Over the past 12 months, the HSU has successfully regraded more than 25 Theatre Assistants across Ramsay Health who were incorrectly classified and underpaid as Wardspersons.

This has resulted in more than $100,000 in backpay for these workers, significantly improved annual salaries going forward, and much-needed professional recognition for the work they do. The prolonged dispute is an excellent example of what young workers can achieve with the right delegates and workplace organisation. The issue was first raised by Union activists at Strathfield Private Hospital. From here, HSU Officials visited a series of Ramsay Hospitals and were shocked to find that many workers were being underpaid. The majority of these workers were young, making them susceptible to exploitation. To add to this there was a general lack of knowledge about what a Union is and what it can do with the right numbers. Action on the issue stalled for a period of time, as workers weren’t initially prepared to pursue the matter. It was only through the hard work of Union activists that things began to move in the right direction.

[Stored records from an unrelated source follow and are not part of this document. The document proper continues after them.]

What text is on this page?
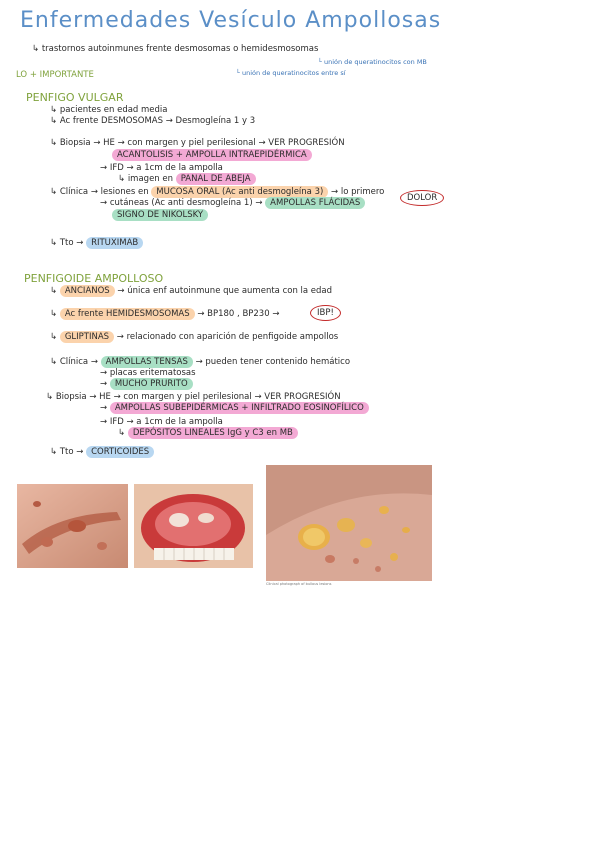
Enfermedades Vesículo Ampollosas
↳ trastornos autoinmunes frente desmosomas o hemidesmosomas
└ unión de queratinocitos con MB
└ unión de queratinocitos entre sí
LO + IMPORTANTE
PENFIGO VULGAR
↳ pacientes en edad media
↳ Ac frente DESMOSOMAS → Desmogleína 1 y 3
↳ Biopsia → HE → con margen y piel perilesional → VER PROGRESIÓN
ACANTOLISIS + AMPOLLA INTRAEPIDÉRMICA
→ IFD → a 1cm de la ampolla
↳ imagen en PANAL DE ABEJA
↳ Clínica → lesiones en MUCOSA ORAL (Ac anti desmogleína 3) → lo primero
DOLOR
→ cutáneas (Ac anti desmogleína 1) → AMPOLLAS FLÁCIDAS
SIGNO DE NIKOLSKY
↳ Tto → RITUXIMAB
PENFIGOIDE AMPOLLOSO
↳ ANCIANOS → única enf autoinmune que aumenta con la edad
↳ Ac frente HEMIDESMOSOMAS → BP180 , BP230 →	IBP!
↳ GLIPTINAS → relacionado con aparición de penfigoide ampollos
↳ Clínica → AMPOLLAS TENSAS → pueden tener contenido hemático
→ placas eritematosas
→ MUCHO PRURITO
↳ Biopsia → HE → con margen y piel perilesional → VER PROGRESIÓN
→ AMPOLLAS SUBEPIDÉRMICAS + INFILTRADO EOSINOFÍLICO
→ IFD → a 1cm de la ampolla
↳ DEPÓSITOS LINEALES IgG y C3 en MB
↳ Tto → CORTICOIDES
Clinical photograph of bullous lesions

These dedicated members explained the Union and its power in terms their colleagues could understand. With more and more members and solid delegates on the ground, the mood of the workforce had finally shifted from apathy to organised anger. Patrick Cullen at North Shore Private was crucial to the fight. “Being a delegate was great as it allowed me to petition for change with the union for improved income and quality of life for my workmates,” he says.

“The win meant vindication for us Theatre Assistants, as we knew we were being underpaid for some time but were unable to challenge our categorisation. I think young delegates have a crucial role to play in the union movement as we are becoming a larger percentage of the workforce, so we can push for the changes workers deserve from their employers.”

Management – who had been quick to rebut the Union’s initial claims, thinking their workers were disorganised and un-unionised – were beginning to take notice of the shift in the workforce. After a couple of meetings with staff, the executive of the company had changed their tune and were suddenly far more sympathetic to the Union’s position. Once workers had begun vocally advocating for their pay and conditions, it was only a matter of a couple of meetings before Ramsay conceded the reclassification with backpay. However, getting to this point was the hard part. Workers need to realise their own power when they stand together. The fact that this occurred at all serves as a much-needed reminder of the importance of Unions in the workplace.

Having an existing entitlement in an Enterprise Bargaining Agreement (EBA) is one thing – but ensuring the terms are applied correctly requires organised workers who are conscious of their own value. In this instance, workers knew that something about their pay rate and classification was wrong – they just didn’t know how to resolve it. It can be very intimidating to take on management in an argument, particularly when you’re young and have been kept in the dark about your workplace entitlements. All too often, younger generations are dismissed as a lost cause. But with the right organisation, the right tools and the right support, young Unionists can move mountains.